Les premiers mots de cet article excitèrent une rumeur sourde, qui augmenta quand je prononçai les mots à dix heures du matin. Un geste du dey réprima ce mouvement. Je continuai :
2° La religion et les coutumes des Algériens seront respectées aucun militaire de l’armée ne pourra entrer dans les mosquées. Cet article excita une satisfaction générale; le dey regarda toutes les personnes qui l’entouraient, comme pour jouir de leur approbation, et me fit signe de continuer.
3° Le dey et les Turcs devront quitter Alger dans le plus bref délai. A ces mots, un cri de rage retentit de toutes parts; le dey pâlit, se leva, et jeta autour de lui des regards inquiets. On n’entendait que ces mots, répétés avec fureur par tous les janissaires : El mout! El mout ! (La mort ! La mort !) Je me retournai au bruit des yatagans et des poignards qu’on tirait des fourreaux, et je vis leurs lames briller au-dessus de ma tête. Je m’efforçai de conserver une contenance ferme, et je regardai fixement le dey. Il comprit l’expression de mon regard, et prévoyant les malheurs qui allaient en résulter, il descendit de son divan, s’avança d’un air furieux vers cette multitude effrénée, ordonna le silence d’une voix forte, et me fit signe de continuer.
Ce ne fut pas sans peine que je fis entendre la suite de l’article, qui ramena un peu de calme. On leur garantit la conservation de leurs richesses personnelles ; ils seront libres de choisir le lieu de leur retraite.
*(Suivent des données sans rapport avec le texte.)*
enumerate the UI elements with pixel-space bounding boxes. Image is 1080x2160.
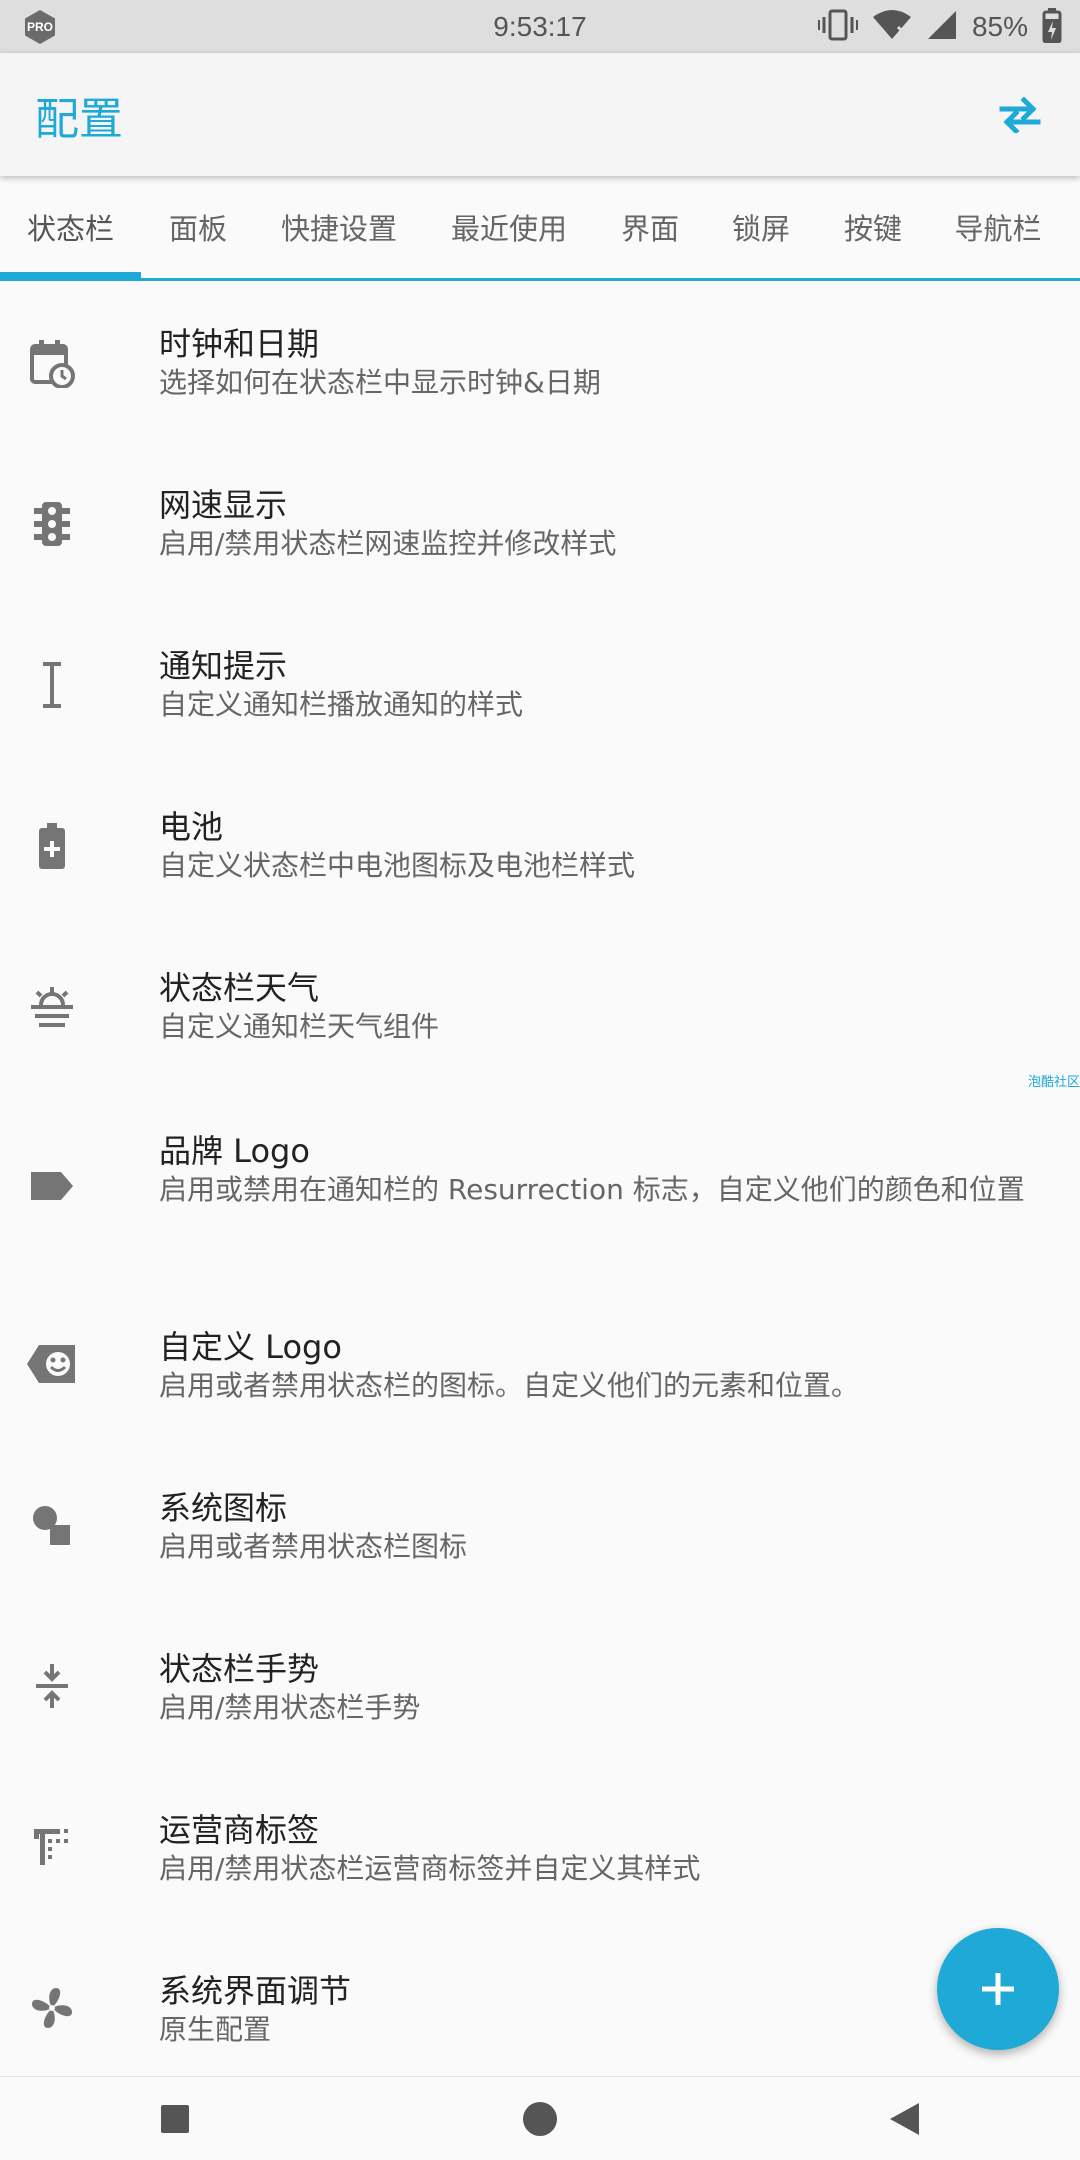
plus-icon	[982, 1973, 1014, 2005]
fan-icon	[24, 1980, 80, 2036]
label-icon	[24, 1158, 80, 1214]
list-item-notification-ticker[interactable]: 通知提示 自定义通知栏播放通知的样式	[0, 603, 1080, 764]
tab-panel[interactable]: 面板	[141, 176, 255, 278]
list-item-clock-date[interactable]: 时钟和日期 选择如何在状态栏中显示时钟&日期	[0, 281, 1080, 442]
status-icons: 85%	[817, 0, 1062, 53]
item-title: 状态栏手势	[159, 1650, 320, 1688]
tab-buttons[interactable]: 按键	[817, 176, 929, 278]
signal-icon	[926, 9, 958, 45]
list-item-custom-logo[interactable]: 自定义 Logo 启用或者禁用状态栏的图标。自定义他们的元素和位置。	[0, 1284, 1080, 1445]
text-cursor-icon	[24, 657, 80, 713]
recents-button[interactable]	[151, 2095, 199, 2143]
shapes-icon	[24, 1497, 80, 1553]
app-bar: 配置	[0, 53, 1080, 176]
traffic-light-icon	[24, 496, 80, 552]
battery-charging-icon	[1042, 7, 1062, 47]
wifi-icon	[872, 9, 912, 45]
swap-button[interactable]	[988, 83, 1052, 147]
item-subtitle: 自定义通知栏天气组件	[159, 1010, 440, 1043]
battery-percentage: 85%	[971, 10, 1028, 42]
weather-haze-icon	[24, 979, 80, 1035]
item-title: 通知提示	[159, 647, 288, 685]
swap-icon	[999, 97, 1041, 133]
item-subtitle: 原生配置	[159, 2013, 272, 2046]
back-triangle-icon	[890, 2103, 919, 2135]
list-item-system-icons[interactable]: 系统图标 启用或者禁用状态栏图标	[0, 1445, 1080, 1606]
tab-recents[interactable]: 最近使用	[423, 176, 595, 278]
tab-indicator	[0, 272, 141, 281]
battery-plus-icon	[24, 818, 80, 874]
item-subtitle: 选择如何在状态栏中显示时钟&日期	[159, 366, 601, 399]
home-circle-icon	[523, 2102, 557, 2136]
item-title: 品牌 Logo	[159, 1132, 310, 1170]
list-item-battery[interactable]: 电池 自定义状态栏中电池图标及电池栏样式	[0, 764, 1080, 925]
item-title: 状态栏天气	[159, 969, 320, 1007]
status-bar: PRO 9:53:17 85%	[0, 0, 1080, 53]
item-title: 自定义 Logo	[159, 1328, 342, 1366]
tab-interface[interactable]: 界面	[595, 176, 705, 278]
item-subtitle: 启用或者禁用状态栏的图标。自定义他们的元素和位置。	[159, 1369, 860, 1402]
list-item-brand-logo[interactable]: 品牌 Logo 启用或禁用在通知栏的 Resurrection 标志，自定义他们…	[0, 1086, 1080, 1284]
add-fab-button[interactable]	[937, 1928, 1059, 2050]
item-title: 网速显示	[159, 486, 288, 524]
tab-navbar[interactable]: 导航栏	[929, 176, 1067, 278]
home-button[interactable]	[516, 2095, 564, 2143]
list-item-gestures[interactable]: 状态栏手势 启用/禁用状态栏手势	[0, 1606, 1080, 1767]
item-title: 时钟和日期	[159, 325, 320, 363]
vertical-gesture-icon	[24, 1658, 80, 1714]
page-title: 配置	[35, 93, 123, 145]
smiley-tag-icon	[24, 1336, 80, 1392]
item-subtitle: 启用/禁用状态栏运营商标签并自定义其样式	[159, 1852, 701, 1885]
list-item-network-speed[interactable]: 网速显示 启用/禁用状态栏网速监控并修改样式	[0, 442, 1080, 603]
vibrate-icon	[817, 8, 858, 46]
settings-list: 时钟和日期 选择如何在状态栏中显示时钟&日期 网速显示 启用/禁用状态栏网速监控…	[0, 281, 1080, 2089]
tab-bar: 状态栏 面板 快捷设置 最近使用 界面 锁屏 按键 导航栏	[0, 176, 1080, 281]
item-title: 系统界面调节	[159, 1972, 352, 2010]
tab-statusbar[interactable]: 状态栏	[0, 176, 141, 281]
list-item-weather[interactable]: 状态栏天气 自定义通知栏天气组件	[0, 925, 1080, 1086]
item-title: 运营商标签	[159, 1811, 320, 1849]
item-subtitle: 自定义状态栏中电池图标及电池栏样式	[159, 849, 636, 882]
item-title: 电池	[159, 808, 224, 846]
tab-quick-settings[interactable]: 快捷设置	[255, 176, 423, 278]
list-item-carrier-label[interactable]: 运营商标签 启用/禁用状态栏运营商标签并自定义其样式	[0, 1767, 1080, 1928]
recents-square-icon	[161, 2105, 189, 2133]
watermark: 泡酷社区	[1027, 1075, 1080, 1090]
item-title: 系统图标	[159, 1489, 288, 1527]
item-subtitle: 启用或者禁用状态栏图标	[159, 1530, 468, 1563]
item-subtitle: 启用或禁用在通知栏的 Resurrection 标志，自定义他们的颜色和位置	[159, 1173, 1025, 1206]
calendar-clock-icon	[24, 335, 80, 391]
item-subtitle: 启用/禁用状态栏手势	[159, 1691, 421, 1724]
text-label-icon	[24, 1819, 80, 1875]
back-button[interactable]	[880, 2095, 928, 2143]
item-subtitle: 自定义通知栏播放通知的样式	[159, 688, 524, 721]
item-subtitle: 启用/禁用状态栏网速监控并修改样式	[159, 527, 617, 560]
tab-lockscreen[interactable]: 锁屏	[705, 176, 817, 278]
list-item-system-ui-tuner[interactable]: 系统界面调节 原生配置	[0, 1928, 1080, 2089]
navigation-bar	[0, 2076, 1080, 2160]
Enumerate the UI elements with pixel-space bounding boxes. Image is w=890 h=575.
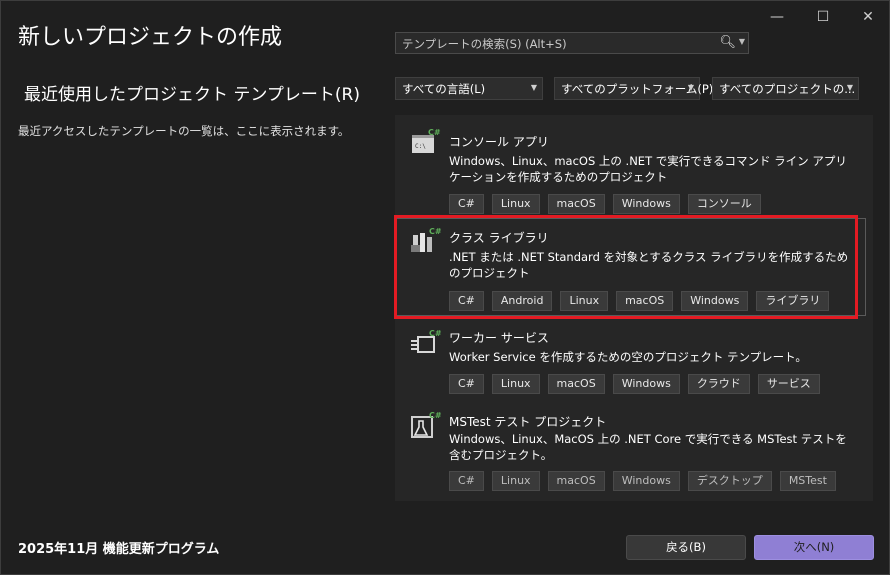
chevron-down-icon: ▼	[530, 83, 537, 92]
tag: Linux	[491, 471, 540, 491]
minimize-button[interactable]: —	[763, 5, 791, 29]
tag: macOS	[547, 471, 605, 491]
tag: C#	[449, 291, 484, 311]
tag: サービス	[757, 374, 820, 394]
template-title: コンソール アプリ	[449, 135, 549, 149]
next-button[interactable]: 次へ(N)	[754, 535, 874, 560]
tag: Windows	[612, 471, 680, 491]
template-tags: C# Linux macOS Windows デスクトップ MSTest	[449, 471, 836, 491]
tag: Linux	[491, 194, 540, 214]
tag: Linux	[560, 291, 609, 311]
tag: macOS	[616, 291, 674, 311]
language-filter-dropdown[interactable]: すべての言語(L) ▼	[395, 77, 543, 100]
template-item-class-library[interactable]: C# クラス ライブラリ .NET または .NET Standard を対象と…	[395, 218, 866, 316]
template-description: Worker Service を作成するための空のプロジェクト テンプレート。	[449, 350, 807, 364]
tag: Windows	[612, 194, 680, 214]
tag: Windows	[612, 374, 680, 394]
tag: デスクトップ	[687, 471, 772, 491]
console-app-icon: C:\ C#	[412, 128, 441, 153]
tag: MSTest	[779, 471, 836, 491]
tag: C#	[449, 194, 484, 214]
project-type-filter-value: すべてのプロジェクトの...	[719, 82, 856, 96]
template-description: .NET または .NET Standard を対象とするクラス ライブラリを作…	[449, 250, 849, 280]
tag: Android	[491, 291, 553, 311]
tag: コンソール	[687, 194, 761, 214]
tag: C#	[449, 471, 484, 491]
template-tags: C# Linux macOS Windows コンソール	[449, 194, 761, 214]
tag: ライブラリ	[756, 291, 830, 311]
template-item-worker-service[interactable]: C# ワーカー サービス Worker Service を作成するための空のプロ…	[395, 319, 865, 399]
tag: クラウド	[687, 374, 750, 394]
template-title: ワーカー サービス	[449, 331, 549, 345]
tag: Windows	[681, 291, 749, 311]
template-title: クラス ライブラリ	[449, 231, 549, 245]
platform-filter-dropdown[interactable]: すべてのプラットフォーム(P) ▼	[554, 77, 713, 100]
class-library-icon: C#	[411, 227, 441, 252]
search-icon[interactable]: 🔍︎	[719, 35, 736, 50]
template-description: Windows、Linux、MacOS 上の .NET Core で実行できる …	[449, 432, 847, 462]
template-title: MSTest テスト プロジェクト	[449, 415, 607, 429]
tag: C#	[449, 374, 484, 394]
svg-text:C#: C#	[429, 227, 441, 236]
search-dropdown-arrow-icon[interactable]: ▼	[739, 37, 745, 46]
svg-text:C#: C#	[429, 329, 441, 338]
svg-text:C:\: C:\	[415, 143, 426, 150]
tag: Linux	[491, 374, 540, 394]
search-placeholder: テンプレートの検索(S) (Alt+S)	[402, 37, 567, 51]
template-description: Windows、Linux、macOS 上の .NET で実行できるコマンド ラ…	[449, 154, 847, 184]
back-button[interactable]: 戻る(B)	[626, 535, 746, 560]
worker-service-icon: C#	[411, 329, 441, 353]
feature-update-label: 2025年11月 機能更新プログラム	[18, 542, 220, 557]
close-button[interactable]: ✕	[854, 5, 882, 29]
chevron-down-icon: ▼	[687, 83, 694, 92]
project-type-filter-dropdown[interactable]: すべてのプロジェクトの... ▼	[712, 77, 859, 100]
recent-templates-description: 最近アクセスしたテンプレートの一覧は、ここに表示されます。	[18, 124, 350, 138]
template-item-mstest[interactable]: C# MSTest テスト プロジェクト Windows、Linux、MacOS…	[395, 403, 865, 499]
maximize-button[interactable]: ☐	[809, 5, 837, 29]
tag: macOS	[547, 374, 605, 394]
template-tags: C# Android Linux macOS Windows ライブラリ	[449, 291, 830, 311]
template-item-console-app[interactable]: C:\ C# コンソール アプリ Windows、Linux、macOS 上の …	[395, 121, 865, 215]
chevron-down-icon: ▼	[846, 83, 853, 92]
template-list[interactable]: C:\ C# コンソール アプリ Windows、Linux、macOS 上の …	[395, 115, 873, 501]
dialog-window: — ☐ ✕ 新しいプロジェクトの作成 最近使用したプロジェクト テンプレート(R…	[0, 0, 890, 575]
language-filter-value: すべての言語(L)	[402, 82, 486, 96]
template-tags: C# Linux macOS Windows クラウド サービス	[449, 374, 820, 394]
template-search-box[interactable]: テンプレートの検索(S) (Alt+S) 🔍︎ ▼	[395, 32, 749, 54]
svg-text:C#: C#	[428, 128, 441, 137]
tag: macOS	[547, 194, 605, 214]
recent-templates-heading: 最近使用したプロジェクト テンプレート(R)	[24, 85, 360, 105]
page-title: 新しいプロジェクトの作成	[18, 25, 283, 50]
mstest-icon: C#	[411, 411, 441, 438]
svg-text:C#: C#	[429, 411, 441, 420]
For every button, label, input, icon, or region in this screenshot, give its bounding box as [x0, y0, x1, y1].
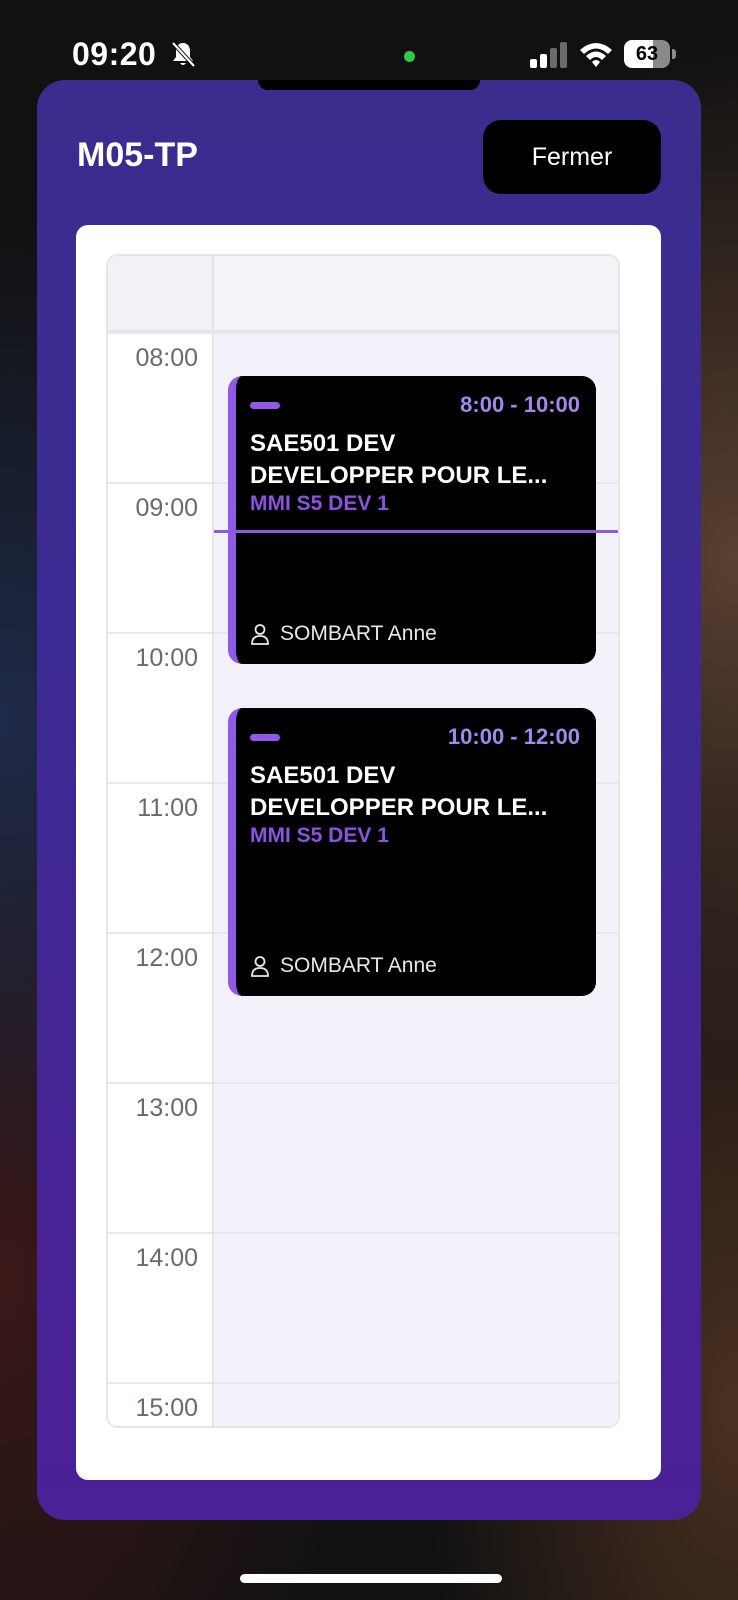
hour-label: 14:00 — [135, 1244, 198, 1272]
signal-icon — [530, 42, 567, 68]
calendar-panel: 08:00 09:00 10:00 11:00 12:00 13:00 14:0… — [76, 225, 661, 1480]
event-time: 10:00 - 12:00 — [447, 724, 580, 749]
event-teacher: SOMBART Anne — [250, 954, 437, 978]
bell-off-icon — [171, 41, 196, 68]
time-slot: 11:00 — [108, 782, 212, 932]
hour-label: 08:00 — [135, 344, 198, 372]
hour-label: 11:00 — [137, 794, 198, 822]
day-calendar: 08:00 09:00 10:00 11:00 12:00 13:00 14:0… — [106, 254, 620, 1428]
person-icon — [251, 624, 269, 645]
hour-label: 13:00 — [135, 1094, 198, 1122]
hour-label: 10:00 — [135, 644, 198, 672]
event-title-line: SAE501 DEV — [250, 430, 396, 457]
event-teacher-name: SOMBART Anne — [280, 954, 437, 977]
day-column[interactable]: 8:00 - 10:00 SAE501 DEV DEVELOPPER POUR … — [214, 332, 618, 1426]
screen: 09:20 63 M05-TP Fermer 08:00 09:00 10:00… — [0, 0, 738, 1600]
calendar-header-corner — [108, 256, 214, 332]
hour-label: 09:00 — [135, 494, 198, 522]
camera-indicator-icon — [404, 51, 415, 62]
battery-tip — [672, 49, 676, 59]
time-slot: 09:00 — [108, 482, 212, 632]
time-column: 08:00 09:00 10:00 11:00 12:00 13:00 14:0… — [108, 332, 214, 1426]
wifi-icon — [580, 43, 612, 67]
event-title-line: DEVELOPPER POUR LE... — [250, 462, 548, 489]
event-teacher-name: SOMBART Anne — [280, 622, 437, 645]
hour-label: 12:00 — [135, 944, 198, 972]
hour-label: 15:00 — [135, 1394, 198, 1422]
time-slot: 08:00 — [108, 332, 212, 482]
battery-icon: 63 — [624, 40, 676, 68]
status-time: 09:20 — [72, 36, 157, 72]
event-modal: M05-TP Fermer 08:00 09:00 10:00 11:00 12… — [37, 80, 701, 1520]
day-slot — [214, 1082, 618, 1232]
event-color-dash — [250, 734, 280, 741]
day-slot — [214, 1382, 618, 1426]
person-icon — [251, 956, 269, 977]
event-time: 8:00 - 10:00 — [460, 392, 580, 417]
modal-title: M05-TP — [77, 136, 198, 174]
home-indicator[interactable] — [240, 1574, 502, 1583]
event-teacher: SOMBART Anne — [250, 622, 437, 646]
day-slot — [214, 1232, 618, 1382]
event-card[interactable]: 8:00 - 10:00 SAE501 DEV DEVELOPPER POUR … — [228, 376, 596, 664]
event-title: SAE501 DEV DEVELOPPER POUR LE... — [250, 428, 590, 492]
time-slot: 14:00 — [108, 1232, 212, 1382]
time-slot: 15:00 — [108, 1382, 212, 1426]
event-title: SAE501 DEV DEVELOPPER POUR LE... — [250, 760, 590, 824]
event-title-line: SAE501 DEV — [250, 762, 396, 789]
event-card[interactable]: 10:00 - 12:00 SAE501 DEV DEVELOPPER POUR… — [228, 708, 596, 996]
time-slot: 10:00 — [108, 632, 212, 782]
battery-percent: 63 — [635, 43, 659, 65]
close-button[interactable]: Fermer — [483, 120, 661, 194]
event-color-dash — [250, 402, 280, 409]
event-title-line: DEVELOPPER POUR LE... — [250, 794, 548, 821]
calendar-header-day — [214, 256, 618, 332]
time-slot: 13:00 — [108, 1082, 212, 1232]
dynamic-island — [258, 80, 480, 90]
current-time-line — [214, 530, 618, 533]
event-group: MMI S5 DEV 1 — [250, 824, 389, 847]
event-group: MMI S5 DEV 1 — [250, 492, 389, 515]
time-slot: 12:00 — [108, 932, 212, 1082]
Des groupes se formèrent à l’instant dans la cour du divan; des discussions vives et animées avaient lieu entre les officiers turcs ; les plus jeunes demandaient à défendre la ville. Ce ne fut pas sans peine que l’ordre fut rétabli, et que l’aga, les membres les plus influents du divan et le dey lui-même leur persuadèrent que la défense était impossible, et qu’elle ne pourrait amener que la destruction totale d’Alger, et le massacre de la population. Le dey donna l’ordre de faire évacuer les galeries de la Casbah, et je restai seul avec lui et ses ministres. L’altération de ses traits était visible. Sidi Mustapha lui montra alors la minute de la convention que le général en chef nous avait remise, et dont presque tous les articles lui étaient personnels et réglaient ses affaires particulières. Elle devait être échangée et ratifiée le lendemain matin, avant dix heures. Cette convention fut l’objet d’un long débat entre le dey et ses ministres; ils montrèrent, dans la discussion des articles et dans le choix des mots, toute la défiance et la finesse qui caractérisent les Turcs dans leurs transactions. On peut apercevoir, en la lisant, les précautions qu’ils prirent pour s’assurer toutes les garanties désirables ; les mots et les choses y sont répétés à dessein et avec affectation; et toutes ces répétitions, qui ne changeaient rien au sens, étaient demandées, exigées ou sollicitées avec les plus vives instances de la part des membres du divan.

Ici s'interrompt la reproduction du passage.